Wednesday, January 27, 2010

Only God knows why...

I am feeling so sick right now. I called home today to talk to my Mom and got the news that my brother-in-law Scott's dad died suddenly this morning. He died in his home while working out. My heart sank when I heard this. I cannot believe it, no one can. I just feel sick to think that this could happen so fast, so sudden, just like that. My heart hurts for his family. For his wife. For his kids and his grandkids. He was a very sweet man and amazing with his grandkids. I just keep thinking of them...
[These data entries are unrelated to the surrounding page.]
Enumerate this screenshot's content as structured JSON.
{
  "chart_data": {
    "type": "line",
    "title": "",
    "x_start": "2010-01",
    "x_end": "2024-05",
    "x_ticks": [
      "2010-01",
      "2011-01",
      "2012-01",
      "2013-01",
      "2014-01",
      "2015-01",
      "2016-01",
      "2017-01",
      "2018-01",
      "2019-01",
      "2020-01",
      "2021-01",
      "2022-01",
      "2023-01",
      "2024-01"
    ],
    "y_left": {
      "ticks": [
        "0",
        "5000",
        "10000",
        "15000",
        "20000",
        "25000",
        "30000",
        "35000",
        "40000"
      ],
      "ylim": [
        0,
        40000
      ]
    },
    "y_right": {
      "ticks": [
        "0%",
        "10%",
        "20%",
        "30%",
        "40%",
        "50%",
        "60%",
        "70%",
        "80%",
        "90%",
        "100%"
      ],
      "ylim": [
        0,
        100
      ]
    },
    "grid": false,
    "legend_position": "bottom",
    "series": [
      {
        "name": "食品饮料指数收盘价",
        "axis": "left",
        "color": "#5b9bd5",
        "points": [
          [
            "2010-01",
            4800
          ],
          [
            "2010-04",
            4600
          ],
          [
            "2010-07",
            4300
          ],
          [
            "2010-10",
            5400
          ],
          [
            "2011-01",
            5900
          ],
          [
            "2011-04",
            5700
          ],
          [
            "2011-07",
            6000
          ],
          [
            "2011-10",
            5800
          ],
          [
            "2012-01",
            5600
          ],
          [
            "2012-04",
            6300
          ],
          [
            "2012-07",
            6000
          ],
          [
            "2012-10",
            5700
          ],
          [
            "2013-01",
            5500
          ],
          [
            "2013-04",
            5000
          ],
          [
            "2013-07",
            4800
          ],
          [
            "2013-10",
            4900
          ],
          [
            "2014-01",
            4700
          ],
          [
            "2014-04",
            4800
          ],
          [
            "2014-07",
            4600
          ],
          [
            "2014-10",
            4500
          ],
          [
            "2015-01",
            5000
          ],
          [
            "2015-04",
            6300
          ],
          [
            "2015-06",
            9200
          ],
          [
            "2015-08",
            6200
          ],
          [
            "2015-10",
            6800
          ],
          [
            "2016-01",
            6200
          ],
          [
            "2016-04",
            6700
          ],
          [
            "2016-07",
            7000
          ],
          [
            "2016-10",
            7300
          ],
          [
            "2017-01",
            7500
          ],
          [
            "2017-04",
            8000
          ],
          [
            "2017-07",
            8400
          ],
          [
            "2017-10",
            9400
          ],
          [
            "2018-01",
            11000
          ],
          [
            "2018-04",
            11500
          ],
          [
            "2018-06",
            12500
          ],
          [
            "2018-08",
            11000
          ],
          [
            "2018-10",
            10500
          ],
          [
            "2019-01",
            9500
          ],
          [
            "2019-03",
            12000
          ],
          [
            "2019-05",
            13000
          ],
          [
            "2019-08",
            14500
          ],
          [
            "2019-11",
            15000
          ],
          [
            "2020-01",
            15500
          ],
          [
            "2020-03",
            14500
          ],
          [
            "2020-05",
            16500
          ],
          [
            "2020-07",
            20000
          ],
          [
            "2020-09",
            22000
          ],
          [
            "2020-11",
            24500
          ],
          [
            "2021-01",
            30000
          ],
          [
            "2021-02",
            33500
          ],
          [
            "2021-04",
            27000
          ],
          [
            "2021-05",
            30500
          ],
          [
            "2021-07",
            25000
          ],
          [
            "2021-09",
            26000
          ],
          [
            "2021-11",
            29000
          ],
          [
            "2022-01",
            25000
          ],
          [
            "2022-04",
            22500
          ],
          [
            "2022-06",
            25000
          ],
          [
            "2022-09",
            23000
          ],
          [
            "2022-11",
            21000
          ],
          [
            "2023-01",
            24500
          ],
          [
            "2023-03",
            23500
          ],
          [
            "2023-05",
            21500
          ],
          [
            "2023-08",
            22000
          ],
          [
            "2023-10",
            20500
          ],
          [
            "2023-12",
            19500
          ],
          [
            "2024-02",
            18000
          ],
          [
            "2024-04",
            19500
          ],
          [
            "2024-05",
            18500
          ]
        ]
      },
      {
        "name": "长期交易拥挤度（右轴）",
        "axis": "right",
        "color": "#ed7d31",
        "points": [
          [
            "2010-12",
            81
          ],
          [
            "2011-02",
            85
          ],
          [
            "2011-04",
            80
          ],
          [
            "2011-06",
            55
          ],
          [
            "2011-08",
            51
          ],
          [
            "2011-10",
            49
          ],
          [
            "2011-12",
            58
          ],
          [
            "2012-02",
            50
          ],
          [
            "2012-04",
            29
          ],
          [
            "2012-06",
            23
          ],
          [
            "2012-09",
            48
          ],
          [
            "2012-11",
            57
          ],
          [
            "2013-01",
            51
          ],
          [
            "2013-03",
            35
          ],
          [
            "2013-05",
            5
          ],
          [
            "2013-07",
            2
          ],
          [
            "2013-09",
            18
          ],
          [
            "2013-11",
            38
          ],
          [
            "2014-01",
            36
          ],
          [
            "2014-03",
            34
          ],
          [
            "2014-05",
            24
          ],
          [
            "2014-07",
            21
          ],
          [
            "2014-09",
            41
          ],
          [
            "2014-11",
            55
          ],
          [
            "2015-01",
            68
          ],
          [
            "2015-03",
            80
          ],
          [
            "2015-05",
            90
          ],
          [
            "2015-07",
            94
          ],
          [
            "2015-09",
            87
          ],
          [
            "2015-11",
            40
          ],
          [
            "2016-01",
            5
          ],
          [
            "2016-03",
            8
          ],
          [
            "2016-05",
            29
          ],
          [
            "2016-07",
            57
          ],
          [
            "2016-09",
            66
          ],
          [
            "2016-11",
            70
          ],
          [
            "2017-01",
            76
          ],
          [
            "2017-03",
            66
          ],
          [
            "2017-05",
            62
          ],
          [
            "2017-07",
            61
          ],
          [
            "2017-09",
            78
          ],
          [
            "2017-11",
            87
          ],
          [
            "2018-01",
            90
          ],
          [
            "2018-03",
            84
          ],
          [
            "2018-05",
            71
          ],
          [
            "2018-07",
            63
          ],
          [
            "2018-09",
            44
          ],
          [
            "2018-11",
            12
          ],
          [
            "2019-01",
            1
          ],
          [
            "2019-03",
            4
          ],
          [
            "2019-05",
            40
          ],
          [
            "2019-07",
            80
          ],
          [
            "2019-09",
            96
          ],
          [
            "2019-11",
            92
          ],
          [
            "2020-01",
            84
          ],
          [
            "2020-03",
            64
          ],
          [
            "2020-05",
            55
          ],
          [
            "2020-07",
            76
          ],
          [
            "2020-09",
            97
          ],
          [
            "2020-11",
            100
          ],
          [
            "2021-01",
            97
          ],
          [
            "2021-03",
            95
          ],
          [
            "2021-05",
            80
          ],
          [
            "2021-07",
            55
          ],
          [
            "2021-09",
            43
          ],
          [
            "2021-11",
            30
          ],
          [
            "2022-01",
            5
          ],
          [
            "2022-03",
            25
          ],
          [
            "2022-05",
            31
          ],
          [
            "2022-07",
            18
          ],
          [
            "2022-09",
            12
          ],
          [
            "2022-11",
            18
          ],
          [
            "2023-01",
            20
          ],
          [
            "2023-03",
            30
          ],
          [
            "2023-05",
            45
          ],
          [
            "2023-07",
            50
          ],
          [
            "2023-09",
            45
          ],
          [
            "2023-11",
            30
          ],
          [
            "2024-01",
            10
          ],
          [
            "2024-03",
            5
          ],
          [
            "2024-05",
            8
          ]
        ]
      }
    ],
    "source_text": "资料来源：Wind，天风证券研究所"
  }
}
So today I held Gavin a little more. Hugged him a little harder. Kissed him a million more times. Told Derek I loved him many extra times. Told my Mom I loved her each time I talked to her. Thought about how my life and the people in it are not guaranteed. Thought about how there is no way to ever know what tomorrow brings. I thought about how we all take our life for granted sometimes. We don't think "it could happen to us" and we get caught up in silly things that should not matter. Today I tried to remember that we are put on this earth by God, and God is the one who will take us away. I tried to find comfort, but it is hard. I believe that God gives us our life so that we can do great things. He may only give us a short life. He may give us a long life. I don't know why things happen the way they do. I continue to have questions. In the mean time I will stop and remember that I only have this day. I will make the best of each and every moment I am here on this earth.

I pray that Scott and his family are able to find some peace and comfort in each other as they go through this terrible time. I don't have many words to say...I do have my prayers.

“For I am convinced that neither death nor life, neither angels nor demons, neither the present nor the future, nor any powers, neither height nor depth, nor anything else in all creation, will be able to separate us from the love of God that is in Christ Jesus our Lord.” Romans 8:38-39

1 comment:

  1. How beautiful are your words and I need to give you a very long hug. Love you and Miss you.